Assessing Cybersecurity with SCBoM
One of the greatest advantages of SCBoM is that it can score a suppliers’ cyber-resilience on forums such as NIST CSF 2.0 and NIS2, allowing a business to assess potential cybersecurity issues before they turn into a problem. If stakes are too high, the buyer can even break off the partnership. This means that SCBoM can help protect the entire chain, avoiding a production or delivery interruption.
Staying Ahead of Risks with SCBoM
SCBoM allows companies to flag issues early on – long before some piece of equipment fails, the wrong material arrives, or a cyber-attack disrupts a supply chain. Such attacks are notoriously difficult to detect, so prevention is better than a cure, and SCBoM is going to be necessary to ensure that products are safe and compliant with relevant regulations, which can be either on a country-by-country basis or international. The increasing regulations that companies need to comply with will only accelerate, and SCBoM will provide the resource needed to shape compliance.

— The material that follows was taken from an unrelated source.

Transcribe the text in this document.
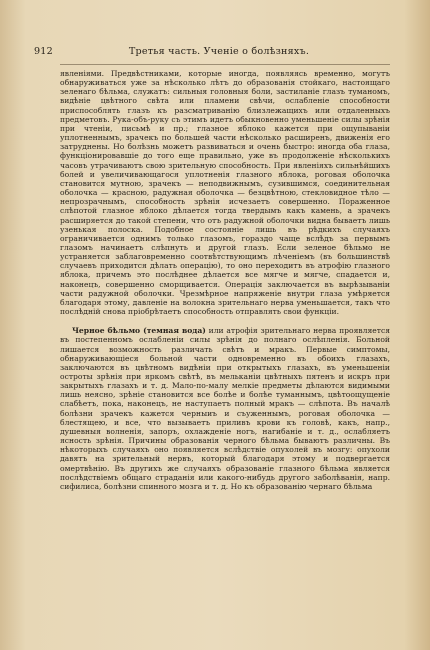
912	Третья часть. Ученіе о болѣзняхъ.

явленіями. Предвѣстниками, которые иногда, появляясь временно, могутъ обнаруживаться уже за нѣсколько лѣтъ до образованія стойкаго, настоящаго зеленаго бѣльма, служатъ: сильныя головныя боли, застиланіе глазъ туманомъ, видѣніе цвѣтного свѣта или пламени свѣчи, ослабленіе способности приспособлять глазъ къ разсматриванію близлежащихъ или отдаленныхъ предметовъ. Рука-объ-руку съ этимъ идетъ обыкновенно уменьшеніе силы зрѣнія при чтеніи, письмѣ и пр.; глазное яблоко кажется при ощупываніи уплотненнымъ, зрачекъ по большей части нѣсколько расширенъ, движенія его затруднены. Но болѣзнь можетъ развиваться и очень быстро: иногда оба глаза, функціонировавшіе до того еще правильно, уже въ продолженіе нѣсколькихъ часовъ утрачиваютъ свою зрительную способность. При явленіяхъ сильнѣйшихъ болей и увеличивающагося уплотненія глазного яблока, роговая оболочка становится мутною, зрачекъ — неподвижнымъ, сузившимся, соединительная оболочка — красною, радужная оболочка — безцвѣтною, стекловидное тѣло — непрозрачнымъ, способность зрѣнія исчезаетъ совершенно. Пораженное слѣпотой глазное яблоко дѣлается тогда твердымъ какъ камень, а зрачекъ расширяется до такой степени, что отъ радужной оболочки видна бываетъ лишь узенькая полоска. Подобное состояніе лишь въ рѣдкихъ случаяхъ ограничивается однимъ только глазомъ, гораздо чаще вслѣдъ за первымъ глазомъ начинаетъ слѣпнуть и другой глазъ. Если зеленое бѣльмо не устраняется заблаговременно соотвѣтствующимъ лѣченіемъ (въ большинствѣ случаевъ приходится дѣлать операцію), то оно переходитъ въ атрофію глазного яблока, причемъ это послѣднее дѣлается все мягче и мягче, спадается и, наконецъ, совершенно сморщивается. Операція заключается въ вырѣзываніи части радужной оболочки. Чрезмѣрное напряженіе внутри глаза умѣряется благодаря этому, давленіе на волокна зрительнаго нерва уменьшается, такъ что послѣдній снова пріобрѣтаетъ способность отправлять свои функціи.

Черное бѣльмо (темная вода) или атрофія зрительнаго нерва проявляется въ постепенномъ ослабленіи силы зрѣнія до полнаго ослѣпленія. Больной лишается возможность различать свѣтъ и мракъ. Первые симптомы, обнаруживающіеся больной части одновременно въ обоихъ глазахъ, заключаются въ цвѣтномъ видѣніи при открытыхъ глазахъ, въ уменьшеніи остроты зрѣнія при яркомъ свѣтѣ, въ мельканіи цвѣтныхъ пятенъ и искръ при закрытыхъ глазахъ и т. д. Мало-по-малу мелкіе предметы дѣлаются видимыми лишь неясно, зрѣніе становится все болѣе и болѣе туманнымъ, цвѣтоощущеніе слабѣетъ, пока, наконецъ, не наступаетъ полный мракъ — слѣпота. Въ началѣ болѣзни зрачекъ кажется черныиъ и съуженнымъ, роговая оболочка — блестящею, и все, что вызываетъ приливъ крови къ головѣ, какъ, напр., душевныя волненія, запоръ, охлажденіе ногъ, нагибаніе и т. д., ослабляетъ ясность зрѣнія. Причины образованія черного бѣльма бываютъ различны. Въ нѣкоторыхъ случаяхъ оно появляется вслѣдствіе опухолей въ мозгу: опухоли давятъ на зрительный нервъ, который благодаря этому и подвергается омертвѣнію. Въ другихъ же случаяхъ образованіе глазного бѣльма является послѣдствіемъ общаго страданія или какого-нибудь другого заболѣванія, напр. сифилиса, болѣзни спинного мозга и т. д. Но къ образованію чернаго бѣльма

The Future of Supply Chain Management
As trade activities and regulatory requirements grow in complexity, SCBoM is becoming increasingly vital for firms as a means of not only staying compliant with global laws but also enabling them to control their supply chains more efficiently. There is a likely high level of limpidity and better accountability which are the foundation of a twenty first century business, and SCBoM tends to avail that discernibility and regulation mechanism that companies need to survive in their competitive industries.
More so, SCBoM will years to come become the best friend of most business, providing clarity to supply chain and leading a clear path through which businesses will thrive.